Attrition Classification

Implement any classifier using library functions to predict whether an employee will leave the company or not. Data: Test and Train data are given with 33 and 34 columns respectively and 1028 rows. The column vector consists of: Age, Attrition, BusinessTravel, DailyRate, Department, DistanceFromHome, Education, EducationField, EmployeeCount, EmployeeNumber, EnvironmentSatisfaction, Gender, HourlyRate, JobInvolvement, JobLevel, JobRole, JobSatisfaction, MaritalStatus, MonthlyIncome, MonthlyRate, NumCompaniesWorked, OverTime, PercentSalaryHike, PerformanceRating, RelationshipSatisfaction, StockOptionLevel, TotalWorkingYears, TrainingTimesLastYear, WorkLifeBalance, YearsAtCompany, YearsInCurrentRole, YearsSinceLastPromotion, YearsWithCurrManager, ID

Data Processing:

• Encoding

The first step taken was to encode the data such that we are left with numerical values only for the categorical data. Label Encoding converts categorical labels into numerical values. For the categorical data which have more than two unique values are encoded using One Hot Encoding. Features like, BusinessTravel, Department, OverTime, etc are converted based on their unique column values. One hot encoding is used to avoid any bias with large values assigned to data having more than two unique values.

• Scaling

The classification algorithms works best for similarly scaled features. Thus feautre scaling is apllied using MinMaxScaler to range values between 0 to 1.

• Removing Target and redundant features

The target feature : Attrition is removed from train data for model training. Also the features like- EmployeeNumber and ID which are unique for every row are removed as they will not help in any training. The feature called EmployeeCount which has same value all over is also removed.

Lastly the feautures like, MonthlyRate, HourlyRate and DailyRate seems correlated and removed except one for reducing irrelevant features. Thus reducing efforts on model training.
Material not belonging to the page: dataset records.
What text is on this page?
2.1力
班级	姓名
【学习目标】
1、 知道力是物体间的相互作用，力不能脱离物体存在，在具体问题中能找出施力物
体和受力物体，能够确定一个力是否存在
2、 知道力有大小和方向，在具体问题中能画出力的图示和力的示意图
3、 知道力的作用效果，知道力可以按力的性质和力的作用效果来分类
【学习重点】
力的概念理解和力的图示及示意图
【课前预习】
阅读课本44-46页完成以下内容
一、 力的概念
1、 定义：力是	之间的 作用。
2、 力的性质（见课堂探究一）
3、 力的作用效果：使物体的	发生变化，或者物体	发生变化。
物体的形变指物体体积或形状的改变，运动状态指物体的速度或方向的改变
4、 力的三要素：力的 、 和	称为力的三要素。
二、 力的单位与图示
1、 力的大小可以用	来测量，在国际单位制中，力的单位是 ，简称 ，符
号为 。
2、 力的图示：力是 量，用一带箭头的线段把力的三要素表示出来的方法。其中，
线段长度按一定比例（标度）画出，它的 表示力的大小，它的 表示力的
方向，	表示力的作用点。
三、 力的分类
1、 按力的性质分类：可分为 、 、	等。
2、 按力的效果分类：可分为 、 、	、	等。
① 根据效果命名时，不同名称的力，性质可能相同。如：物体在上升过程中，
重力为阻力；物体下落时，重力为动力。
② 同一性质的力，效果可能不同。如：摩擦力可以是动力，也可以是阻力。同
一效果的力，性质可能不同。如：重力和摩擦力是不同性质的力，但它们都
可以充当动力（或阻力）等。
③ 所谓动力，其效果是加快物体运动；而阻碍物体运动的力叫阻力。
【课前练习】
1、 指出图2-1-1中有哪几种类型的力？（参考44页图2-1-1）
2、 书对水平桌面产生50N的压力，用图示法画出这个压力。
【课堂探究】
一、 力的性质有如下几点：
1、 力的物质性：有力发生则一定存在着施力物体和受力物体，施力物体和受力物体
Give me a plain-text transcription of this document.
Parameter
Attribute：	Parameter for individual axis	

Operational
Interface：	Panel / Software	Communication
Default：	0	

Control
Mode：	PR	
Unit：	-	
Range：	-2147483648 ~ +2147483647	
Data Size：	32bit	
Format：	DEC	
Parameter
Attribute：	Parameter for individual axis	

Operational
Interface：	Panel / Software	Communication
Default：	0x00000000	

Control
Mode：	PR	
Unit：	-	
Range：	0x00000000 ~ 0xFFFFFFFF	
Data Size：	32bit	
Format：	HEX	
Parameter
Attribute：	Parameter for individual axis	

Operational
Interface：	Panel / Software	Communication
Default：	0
After above data processing, the columns for test and train data are, Age, DailyRate, DistanceFromHome, Education, EnvironmentSatisfaction, Gender, JobInvolvement, JobLevel, JobSatisfaction, MonthlyIncome, NumCompaniesWorked, OverTime, PercentSalaryHike, PerformanceRating, RelationshipSatisfaction, StockOptionLevel, TotalWorkingYears, TrainingTimesLastYear, WorkLifeBalance, YearsAtCompany, YearsInCurrentRole, YearsSinceLastPromotion, YearsWithCurrManager, BusinessTravel_Travel_Frequently, BusinessTravel_Travel_Rarely, Department_Research & Development, Department_Sales, EducationField_Life Sciences, EducationField_Marketing, EducationField_Medical, EducationField_Other, EducationField_Technical Degree, JobRole_Human Resources, JobRole_Laboratory Technician, JobRole_Manager, JobRole_Manufacturing Director, JobRole_Research Director, JobRole_Research Scientist, JobRole_Sales Executive, JobRole_Sales Representative, MaritalStatus_Married, MaritalStatus_Single

Train-Test data split & Cross validation

Using train_test_split helper function from scikit-learn, one can evaluate hyper paramaters for their classifier. However, there is a risk of overfitting on the test set because the hyper-parameters can be tuned for optimal values. By spliting the available data into two sets, the learning model can be deprived of the sufficient number of training samples. Also, a particluar choice of training and validation data may increase the accuracy of overall result but have poor predictability for the new data.

Cross validation

It helps to solve the above problem where training samples are split into k sets (k-folds) for validation. An average of the k folds can be taken as good measure of accuracy for that model.